Ya desciende la sombra
inquisitiva de la muerte
en espiral, veloz,
por sobre mi cabeza.
Yo busco, dentro
de la tierra, un espejo.
ILUSÃO DE ÓTICA
De madrugada, sob a luz dos postes,
com o olhar na rua deserta
penso no corredor
de Borromini no Palácio Spada.
Tal como o corredor, ó pobre alma enfadada,
que te seduz com a sua extensão
por um ideado sortilégio de astuta perspectiva,
a luz da tela te fascina
sem pausa ou repouso, semeia em ti apenas alheamento.
Toda a tua história infalivelmente
é esse simulacro desolado,
o domínio absoluto do olho pela imagem.
TRAMPANTOJO
De madrugada, bajo la luz del alumbrado,
con la mirada en la calle desierta
pienso en el corredor
de Borromini en el Palacio Spada.
Como tal corredor, oh pobre alma tediosa,
que te seduce con su longitud
por una ideada suerte de astuta perspectiva
la luz de la pantalla te embelesa
sin pausa ni reposo, siembra en ti solo olvido.
Toda tu historia irremediablemente
es este simulacro desolado,
el dominio absoluto del ojo por la imagen.
SOB ESTE ESTRANHO CÉU
Sob este estranho céu edificado no silêncio
corto a escuridão com pinceladas turvas.
Um imenso areal me circunda, se estende
sobre o vácuo do mundo, de ausência preenche tudo.
Ereto entre a dor me misturo com o pó
numa ciranda circular, sempre em sentido contrário.
O tempo não é o tempo, mas de repente passa.
Tensa de incerteza a palma da minha mão,
raiz membranosa, dilata-se surdamente.
Rápido, um ardor quase gelado, ascende, explode.
Furioso é o tumulto terrestre da angústia.
Tanta boca, pedra, unha. Tanto olho, vidro, cabelo.
Cada estremecimento é uma ferida insondável.
Cada passo me envisca incrustado de culpa.
Matéria desprezada. Substância crepitante.
Doutra obscuridade, na memória, um rosto
indefeso grita. “É o seu nome, o nome da minha ferida?”
Corto, em vão, o muro de carne desta sombra.
Tudo é desamparo, sofrimento que jamais cessa.
BAJO ESTE CIELO EXTRAÑO
Bajo este cielo extraño hundido en el silencio
corto la oscuridad con turbia pincelada.
Un inmenso arenal me circunda, se extiende
sobre el hueco del mundo, llena todo de ausencia.
Erguido entre el dolor me mezclo con el polvo
en marcha circular, siempre en sentido opuesto.

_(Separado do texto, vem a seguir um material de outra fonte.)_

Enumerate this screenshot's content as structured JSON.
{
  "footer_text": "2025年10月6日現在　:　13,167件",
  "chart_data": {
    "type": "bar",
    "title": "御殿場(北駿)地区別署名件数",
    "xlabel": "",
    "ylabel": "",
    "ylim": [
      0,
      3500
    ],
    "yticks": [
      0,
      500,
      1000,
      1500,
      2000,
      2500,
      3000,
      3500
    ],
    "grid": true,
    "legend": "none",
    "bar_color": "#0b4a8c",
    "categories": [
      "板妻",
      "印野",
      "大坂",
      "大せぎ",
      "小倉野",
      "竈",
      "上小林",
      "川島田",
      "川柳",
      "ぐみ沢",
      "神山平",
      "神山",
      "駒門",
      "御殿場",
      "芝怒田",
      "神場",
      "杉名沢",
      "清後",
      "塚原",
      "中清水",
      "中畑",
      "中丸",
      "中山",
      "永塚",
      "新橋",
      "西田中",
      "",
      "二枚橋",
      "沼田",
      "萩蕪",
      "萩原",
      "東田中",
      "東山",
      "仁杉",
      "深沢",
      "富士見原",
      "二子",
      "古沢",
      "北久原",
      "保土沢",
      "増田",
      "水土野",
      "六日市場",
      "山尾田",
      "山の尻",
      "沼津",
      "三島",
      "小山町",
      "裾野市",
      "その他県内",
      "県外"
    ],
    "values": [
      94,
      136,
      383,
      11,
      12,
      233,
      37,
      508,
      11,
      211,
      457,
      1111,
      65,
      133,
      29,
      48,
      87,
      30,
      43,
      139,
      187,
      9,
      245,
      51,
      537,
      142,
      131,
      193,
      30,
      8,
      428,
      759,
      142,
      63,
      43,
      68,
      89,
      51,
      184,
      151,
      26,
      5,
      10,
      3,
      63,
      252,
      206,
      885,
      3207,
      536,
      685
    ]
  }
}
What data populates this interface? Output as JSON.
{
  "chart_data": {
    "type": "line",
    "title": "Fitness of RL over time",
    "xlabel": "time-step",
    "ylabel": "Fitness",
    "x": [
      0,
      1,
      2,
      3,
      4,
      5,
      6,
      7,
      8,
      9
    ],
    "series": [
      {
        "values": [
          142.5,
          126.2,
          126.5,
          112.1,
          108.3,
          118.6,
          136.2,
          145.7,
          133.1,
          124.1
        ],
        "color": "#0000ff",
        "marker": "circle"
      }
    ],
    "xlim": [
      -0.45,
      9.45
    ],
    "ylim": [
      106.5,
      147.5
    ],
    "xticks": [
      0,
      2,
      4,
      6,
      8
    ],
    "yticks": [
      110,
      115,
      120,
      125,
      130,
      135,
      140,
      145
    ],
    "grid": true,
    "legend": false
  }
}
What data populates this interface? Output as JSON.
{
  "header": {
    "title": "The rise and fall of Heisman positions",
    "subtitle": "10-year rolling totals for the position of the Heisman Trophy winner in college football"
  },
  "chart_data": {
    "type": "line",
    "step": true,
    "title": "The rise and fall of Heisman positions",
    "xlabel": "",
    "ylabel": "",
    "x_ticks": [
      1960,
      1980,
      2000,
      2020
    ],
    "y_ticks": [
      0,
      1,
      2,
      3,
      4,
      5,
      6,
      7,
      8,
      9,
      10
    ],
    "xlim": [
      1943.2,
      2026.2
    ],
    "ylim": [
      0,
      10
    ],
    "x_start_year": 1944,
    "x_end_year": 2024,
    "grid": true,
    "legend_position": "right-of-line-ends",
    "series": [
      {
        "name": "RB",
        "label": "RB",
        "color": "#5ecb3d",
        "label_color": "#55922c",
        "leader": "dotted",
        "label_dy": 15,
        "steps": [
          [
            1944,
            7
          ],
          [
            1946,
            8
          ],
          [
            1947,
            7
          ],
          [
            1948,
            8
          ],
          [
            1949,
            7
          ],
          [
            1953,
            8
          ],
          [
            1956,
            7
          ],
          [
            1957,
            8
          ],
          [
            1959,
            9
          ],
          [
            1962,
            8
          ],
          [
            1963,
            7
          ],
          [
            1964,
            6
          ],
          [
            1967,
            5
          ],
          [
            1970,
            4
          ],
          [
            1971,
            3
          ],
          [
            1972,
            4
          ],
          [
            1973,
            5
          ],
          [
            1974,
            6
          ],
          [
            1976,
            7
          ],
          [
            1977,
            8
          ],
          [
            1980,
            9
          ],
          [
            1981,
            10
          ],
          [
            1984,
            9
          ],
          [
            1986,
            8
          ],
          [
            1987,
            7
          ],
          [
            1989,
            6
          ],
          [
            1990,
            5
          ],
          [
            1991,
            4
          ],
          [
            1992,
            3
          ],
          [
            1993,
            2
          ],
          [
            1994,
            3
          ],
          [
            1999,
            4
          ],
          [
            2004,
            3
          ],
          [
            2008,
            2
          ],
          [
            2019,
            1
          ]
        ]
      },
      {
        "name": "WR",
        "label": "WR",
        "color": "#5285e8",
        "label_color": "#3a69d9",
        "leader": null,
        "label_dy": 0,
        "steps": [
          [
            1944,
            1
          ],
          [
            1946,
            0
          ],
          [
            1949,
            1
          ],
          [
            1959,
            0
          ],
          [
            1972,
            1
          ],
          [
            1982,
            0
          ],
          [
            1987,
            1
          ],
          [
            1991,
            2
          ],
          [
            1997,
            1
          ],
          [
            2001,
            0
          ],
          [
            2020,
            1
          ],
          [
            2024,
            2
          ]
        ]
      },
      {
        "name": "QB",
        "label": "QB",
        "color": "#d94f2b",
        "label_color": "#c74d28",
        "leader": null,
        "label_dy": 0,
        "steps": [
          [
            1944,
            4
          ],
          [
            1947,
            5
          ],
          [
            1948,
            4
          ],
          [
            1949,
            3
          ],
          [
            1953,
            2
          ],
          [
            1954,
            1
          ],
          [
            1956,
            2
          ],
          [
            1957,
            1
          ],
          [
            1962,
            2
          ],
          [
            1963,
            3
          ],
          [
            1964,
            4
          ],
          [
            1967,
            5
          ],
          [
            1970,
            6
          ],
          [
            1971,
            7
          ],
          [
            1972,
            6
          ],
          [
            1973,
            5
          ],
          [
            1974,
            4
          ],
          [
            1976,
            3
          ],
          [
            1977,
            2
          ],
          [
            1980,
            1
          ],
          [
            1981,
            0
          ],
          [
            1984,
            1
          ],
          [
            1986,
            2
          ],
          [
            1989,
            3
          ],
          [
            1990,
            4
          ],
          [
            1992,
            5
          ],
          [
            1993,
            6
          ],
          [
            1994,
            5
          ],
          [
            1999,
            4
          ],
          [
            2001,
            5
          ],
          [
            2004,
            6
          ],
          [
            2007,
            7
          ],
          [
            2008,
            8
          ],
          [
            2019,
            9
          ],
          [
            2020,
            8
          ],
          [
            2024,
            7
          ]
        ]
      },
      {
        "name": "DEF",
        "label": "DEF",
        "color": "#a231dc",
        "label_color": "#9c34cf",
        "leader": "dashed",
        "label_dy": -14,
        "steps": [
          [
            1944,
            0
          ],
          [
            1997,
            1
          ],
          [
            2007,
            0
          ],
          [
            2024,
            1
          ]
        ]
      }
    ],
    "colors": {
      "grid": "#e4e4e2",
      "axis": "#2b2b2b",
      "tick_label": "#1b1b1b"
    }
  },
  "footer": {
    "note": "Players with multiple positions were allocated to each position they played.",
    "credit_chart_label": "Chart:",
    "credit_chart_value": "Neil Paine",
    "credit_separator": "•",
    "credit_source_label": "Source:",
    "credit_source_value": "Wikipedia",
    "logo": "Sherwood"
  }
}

El tiempo no es el tiempo, pero de golpe pasa.
Tensa de incertidumbre la palma de mi mano,
raigambre membranosa, se alarga sordamente.
Un raudo, casi helado ardor asciende, estalla.
Violento es el tumulto terrestre de la angustia.
Tanta boca, piedra, uña. Tanto ojo, vidrio, pelo.
Cada estremecimiento es un corte insondable.
Cada paso me envisca incrustado de culpa.
Materia abominada. Substancia crepitante.
Desde otra oscuridad, en la memoria, un rostro
grita inerme. ¿Es su nombre el nombre de mi herida?
En vano corto el muro de carne de esta sombra.
Es todo desamparo, dolor que nunca acaba.
Tradução de Francis Kurkievicz
ELÍ URBINA (Chimbote, Peru, 1989). Poeta e editor. Foi finalista na XX Bienal de Poesia "Prêmio Copé - 2021". Publicou os poemários: O Abismo Do Homem (Argentina, Buenos Aires Poetry, 2020, com Comentário do poeta espanhol Justo Jorge Padrón), e Exŏdus (Peru, Santa Rabia Poetry, 2022), versão bilíngue [espanhol/inglês] em tradução do poeta, crítico literário e tradutor estadunidense Jeremy Paden, e as plaquetes O Sal Das Hienas (Peru, Plectro Editores, 2017), e Fábula Dos Burros Selvagens e Outros Poemas (Espanha, Editora BGR, 2022). Eli tem poemas publicados em muitas outras antologias. Seus poemas apareceram em várias revistas especializadas e foram traduzidos para Inglês, italiano, francês, bengali, grego, sérvio, macedônio, croata e agora vertidas ao português do Brasil. Fundou e dirige a revista e Editora Santa Rabia Poetry e sua coleção de poesia Pan-Hispânica.